At my library, we run a research workshop series every term. And we are always looking for new ways to promote and market our workshop series. Luckily, we have a student assistant with amazing lettering skills who hand-letters a sandwich board sign for us each week (more on that in another post). But we also need ways of advertising that make it easy for instructors to share the information with their students and for us to print and post around the library and share at service desks.
To that end, I created the simple flyer you see below and am going to walk you through some key points that you can use to quickly create and easily convey information to your library users.
First things, first: it’s in black and white. Being mindful of your budget is always important and being able to print in black and white is super helpful to keep costs low and administrators happy. If you can print in color, great. But if not, you can still create a great flyer that is eye-catching.
The key to arranging a lot of information (an entire semester’s worth of workshops) onto one letter-sized flyer is alignment. The alignment used here is simple and consistent and I’ve shown this design trick before. All the information is aligned as you see credits in movies.
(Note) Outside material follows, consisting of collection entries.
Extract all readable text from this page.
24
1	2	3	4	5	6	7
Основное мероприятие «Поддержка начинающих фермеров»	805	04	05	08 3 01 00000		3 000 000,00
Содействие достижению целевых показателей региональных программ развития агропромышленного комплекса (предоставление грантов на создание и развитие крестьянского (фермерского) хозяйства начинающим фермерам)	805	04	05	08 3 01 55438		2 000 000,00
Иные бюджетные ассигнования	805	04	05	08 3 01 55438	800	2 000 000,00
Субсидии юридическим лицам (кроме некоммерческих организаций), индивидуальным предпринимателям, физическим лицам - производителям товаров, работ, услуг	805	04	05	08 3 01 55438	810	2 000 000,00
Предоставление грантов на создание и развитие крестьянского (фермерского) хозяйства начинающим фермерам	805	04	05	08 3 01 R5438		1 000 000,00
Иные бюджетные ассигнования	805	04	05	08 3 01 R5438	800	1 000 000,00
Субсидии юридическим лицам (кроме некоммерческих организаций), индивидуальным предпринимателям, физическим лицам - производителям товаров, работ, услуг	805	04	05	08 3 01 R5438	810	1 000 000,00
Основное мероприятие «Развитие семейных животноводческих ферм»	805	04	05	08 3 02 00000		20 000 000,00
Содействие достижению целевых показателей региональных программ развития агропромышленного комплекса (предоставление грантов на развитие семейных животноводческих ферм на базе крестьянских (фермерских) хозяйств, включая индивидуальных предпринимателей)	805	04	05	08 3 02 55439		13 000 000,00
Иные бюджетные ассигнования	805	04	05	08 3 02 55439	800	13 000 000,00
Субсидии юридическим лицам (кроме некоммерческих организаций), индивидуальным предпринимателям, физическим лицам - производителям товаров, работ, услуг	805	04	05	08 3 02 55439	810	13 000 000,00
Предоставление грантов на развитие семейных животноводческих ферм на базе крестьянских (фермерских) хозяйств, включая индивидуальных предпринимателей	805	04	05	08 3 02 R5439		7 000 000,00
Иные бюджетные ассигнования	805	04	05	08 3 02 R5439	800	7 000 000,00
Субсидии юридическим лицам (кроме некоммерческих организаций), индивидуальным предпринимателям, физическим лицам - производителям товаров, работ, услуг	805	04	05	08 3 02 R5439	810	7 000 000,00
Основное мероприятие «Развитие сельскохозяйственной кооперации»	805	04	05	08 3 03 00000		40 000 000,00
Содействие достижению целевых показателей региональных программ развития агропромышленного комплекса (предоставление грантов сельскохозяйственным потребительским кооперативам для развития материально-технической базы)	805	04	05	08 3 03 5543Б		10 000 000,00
The information on the left side (Months and Dates) is right aligned, while the information on the right side (workshop names) is left aligned against a center guideline with a small amount of padding to separate the information and make it legible. Notice that the title of the workshop series is even aligned to this guideline. Remember, consistency is key for alignment looking professional and eye-catching.
Time, place, and more information, including a link to our events calendar, are all aligned in the same way. This consistency makes it easy for library users to find the information they need about our workshops.
I used three icons on the bottom to illustrate concepts from our workshops and found these icons on one of my favorite icon sites, https://www.flaticon.com/. There is a great selection to use and many can be used, with attribution, for free.
Finally, I added our library logo to the bottom right corner of the page. This brands the flyer and let’s users know it is from our library. Having the logo in the bottom right corner also makes it the last thing most users see when they read the flyer as our eyes naturally end in this corner (just think of reading from left to right and top to bottom in English).
From start to finish, the flyer took about 30 minutes to create. This type of flyer can be easily made in Microsoft Publisher or Adobe InDesign. And the basic format of hanging the information off a central guideline like movie credits can be repurposed for many different designs. It’s great for informational brochures, bookmarks, and handouts, too.
I hope this flyer has sparked some inspiration for you to go and create some simple and useful flyers for your library. Let me know what you’ve created; I’d love to see it.
Hope you have a lovely weekend, full of inspiration, relaxation, and joy. I’ll be back soon with more design tips. Allons-y, friends!